Mehr als zehn Landlosenführer, insgesamt fast fünfzig MST-Mitglieder wurden seit Präsident Lulas Amtsantritt ermordet – von Milizen der Großgrundbesitzer oder von Killerko­m­mandos. Nicht zufällig schickt die UNO in den nächsten Tagen einen Sonderberichterstatter nach Brasilien, der die Aktionen von Todesschwadronen untersuchen soll, die in immerhin fünfzehn Teilstaaten aktiv sind.
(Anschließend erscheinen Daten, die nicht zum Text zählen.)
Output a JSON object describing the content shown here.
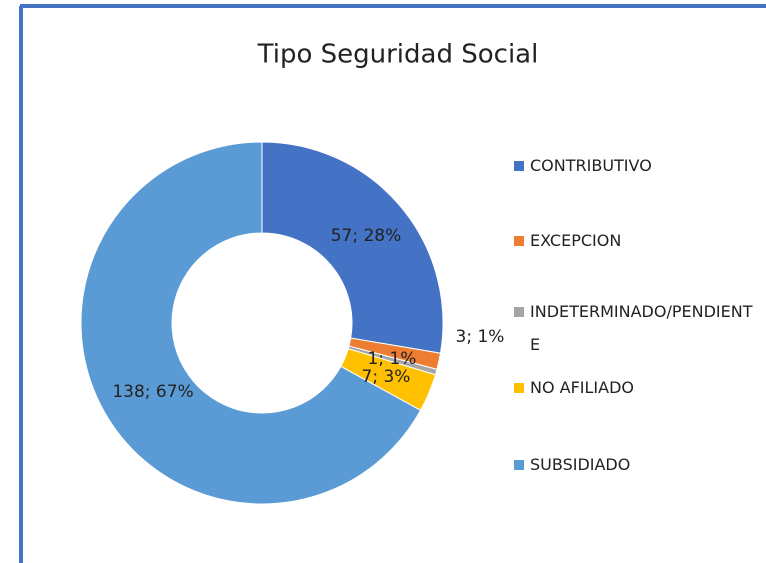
{
  "chart_data": {
    "type": "donut",
    "title": "Tipo Seguridad Social",
    "categories": [
      "CONTRIBUTIVO",
      "EXCEPCION",
      "INDETERMINADO/PENDIENTE",
      "NO AFILIADO",
      "SUBSIDIADO"
    ],
    "values": [
      57,
      3,
      1,
      7,
      138
    ],
    "value_labels": [
      "57; 28%",
      "3; 1%",
      "1; 1%",
      "7; 3%",
      "138; 67%"
    ],
    "colors": [
      "#4472c4",
      "#ed7d31",
      "#a5a5a5",
      "#ffc000",
      "#5b9bd5"
    ],
    "legend": "right"
  }
}
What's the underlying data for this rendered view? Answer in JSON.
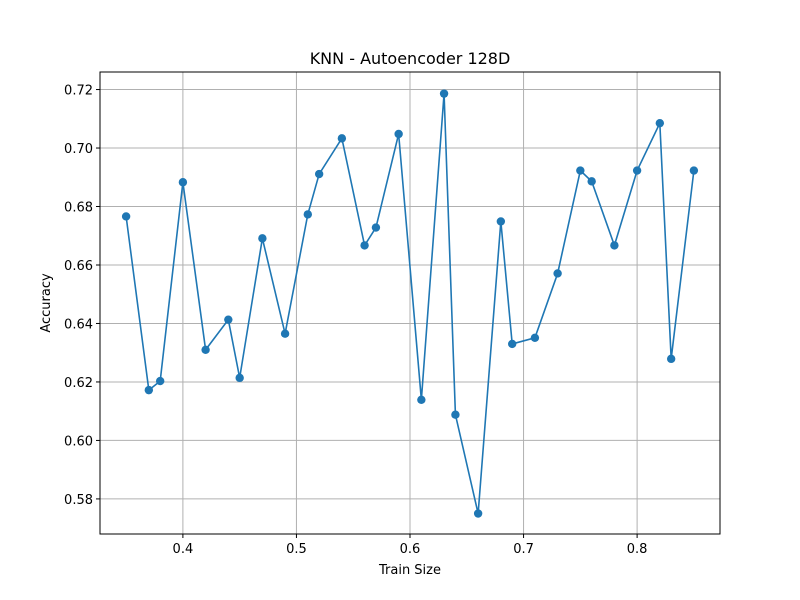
{
  "chart_data": {
    "type": "line",
    "title": "KNN - Autoencoder 128D",
    "xlabel": "Train Size",
    "ylabel": "Accuracy",
    "xlim": [
      0.327,
      0.873
    ],
    "ylim": [
      0.568,
      0.726
    ],
    "xticks": [
      0.4,
      0.5,
      0.6,
      0.7,
      0.8
    ],
    "xtick_labels": [
      "0.4",
      "0.5",
      "0.6",
      "0.7",
      "0.8"
    ],
    "yticks": [
      0.58,
      0.6,
      0.62,
      0.64,
      0.66,
      0.68,
      0.7,
      0.72
    ],
    "ytick_labels": [
      "0.58",
      "0.60",
      "0.62",
      "0.64",
      "0.66",
      "0.68",
      "0.70",
      "0.72"
    ],
    "grid": true,
    "color": "#1f77b4",
    "series": [
      {
        "x": [
          0.35,
          0.37,
          0.38,
          0.4,
          0.42,
          0.44,
          0.45,
          0.47,
          0.49,
          0.51,
          0.52,
          0.54,
          0.56,
          0.57,
          0.59,
          0.61,
          0.63,
          0.64,
          0.66,
          0.68,
          0.69,
          0.71,
          0.73,
          0.75,
          0.76,
          0.78,
          0.8,
          0.82,
          0.83,
          0.85
        ],
        "y": [
          0.6766,
          0.6172,
          0.6203,
          0.6883,
          0.631,
          0.6413,
          0.6214,
          0.6691,
          0.6365,
          0.6773,
          0.6911,
          0.7033,
          0.6667,
          0.6728,
          0.7048,
          0.6139,
          0.7186,
          0.6088,
          0.575,
          0.6749,
          0.633,
          0.6351,
          0.6571,
          0.6923,
          0.6886,
          0.6667,
          0.6923,
          0.7085,
          0.6279,
          0.6923
        ]
      }
    ]
  }
}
Washington: Lula soll Fidel Castro wegen Menschenrechten kritisieren
Grotesk, dass die US-Regierung vor diesem Hintergrund ausgerechnet Lula auffordert, während seiner offiziellen Kuba-Visite Ende September sich für demokratische Werte, politische Freiheit und die Menschenrechte einzusetzen. Geradezu wie ein schlechter Witz klingt, was Bushs Staatssekretär Roger Noriega äußerte: „Wir erwarten, dass Präsident Lula auf Kuba seine immense Glaubwürdigkeit in Fragen der Demokratie, der Arbeitsrechte, der Würde des Menschen und der Freiheit vertritt. All dies Fidel Castro entgegensetzt, der sein Leben damit verbrachte, solche Werte zu zerstören.“
Wie war das gleich – hegt Fidel Castro auch Bewunderung für Adolf Hitler – wie Lula, gibt’s auf Kuba noch Sklaverei und massenhaft Kinderarbeit wie in Brasilien, sterben auf der Insel Menschen an den Folgen von Hunger, gibt’s dort riesige Slums, in denen Millionen von Bewohnern durch schwerbewaffnete Milizen des organisierten Verbrechens terrorisiert werden? Und wo werden täglich Menschen lebendig verbrannt, geköpft, in Stücke gehackt – von der Regierung toleriert? In dem von Lula regierten Brasilien, nicht in Fidel Castros Kuba.

Neoliberale Logik von Rot-Grün
Deshalb ist nach neoliberaler Logik, natürlich auch jener von Rot-Grün, natürlich Castro der große Übeltäter, während in Brasilien ja demokratische Verhältnisse herrschen. Deshalb sagte jetzt Joseph Fischers Auswärtiges Amt die Teilnahme an Kubas Buchmesse ab, stoppte die Verhandlungen über ein Kulturabkommen und ein Goethe-Institut, große kulturelle Rah­menveranstaltungen. Brasilien, mit jährlich weit über vierzigtausend Gewalt-Toten, hat solches nicht zu befürchten, da gibt es Goethe-Institute natürlich längst. Unter Lulla-Vorgänger Fer­nando Henrique Cardoso häuften sich Massaker an Indianern, Landlosen, Straßenkindern – nie ein Grund für Rot-Grün, deshalb gar Kulturabkommen auf Eis zu legen, Messebetei­li­gungen abzusagen. Wie sich’s gehört, wurde Cardoso vielmehr stets hochgeehrt, wegen seiner Politik hochgelobt, ist natürlich auch Ehrendoktor der Freien Universität Berlin. Cardoso ist zu verdanken, dass nach acht Regierungsjahren im­mer noch nur fünfundzwanzig Prozent der Brasilianer tatsächlich lesen und schreiben können, der Rest umso leichter manipulierbar ist, ganz nach dem Gusto der Eliten.

Und sollte Sozialdemokrat Lula, dessen Partei beste Beziehungen zur SPD pflegt, in Havanna tatsächlich hübsch brav nach Washingtoner Vorschrift Fidel Castro und seinen Companheiros die Leviten lesen wollen, hätten die Kubaner allen Grund, ihren Staatsgast heftig auszulachen: Das vielgeschmähte Kuba stieg unter Castro auf dem UNO-Index für menschliche Entwicklung in jene Gruppe von Ländern mit hohem Entwicklungsgrad auf, zu der auch die USA, Frankreich, die Schweiz und Deutschland gehören, liegt auf Platz 52. Brasilien, immerhin dreizehnte Wirtschaftsnation, zählt dagegen nur zur Gruppe jener Länder mit mittlerem Entwicklungsgrad, rangiert auf Platz 65, noch hinter Kolumbien. Sogar dort ist die Lage besser als bei Lula.

Klaus Hart ist Journalist und Autor, er lebt in Brasilien.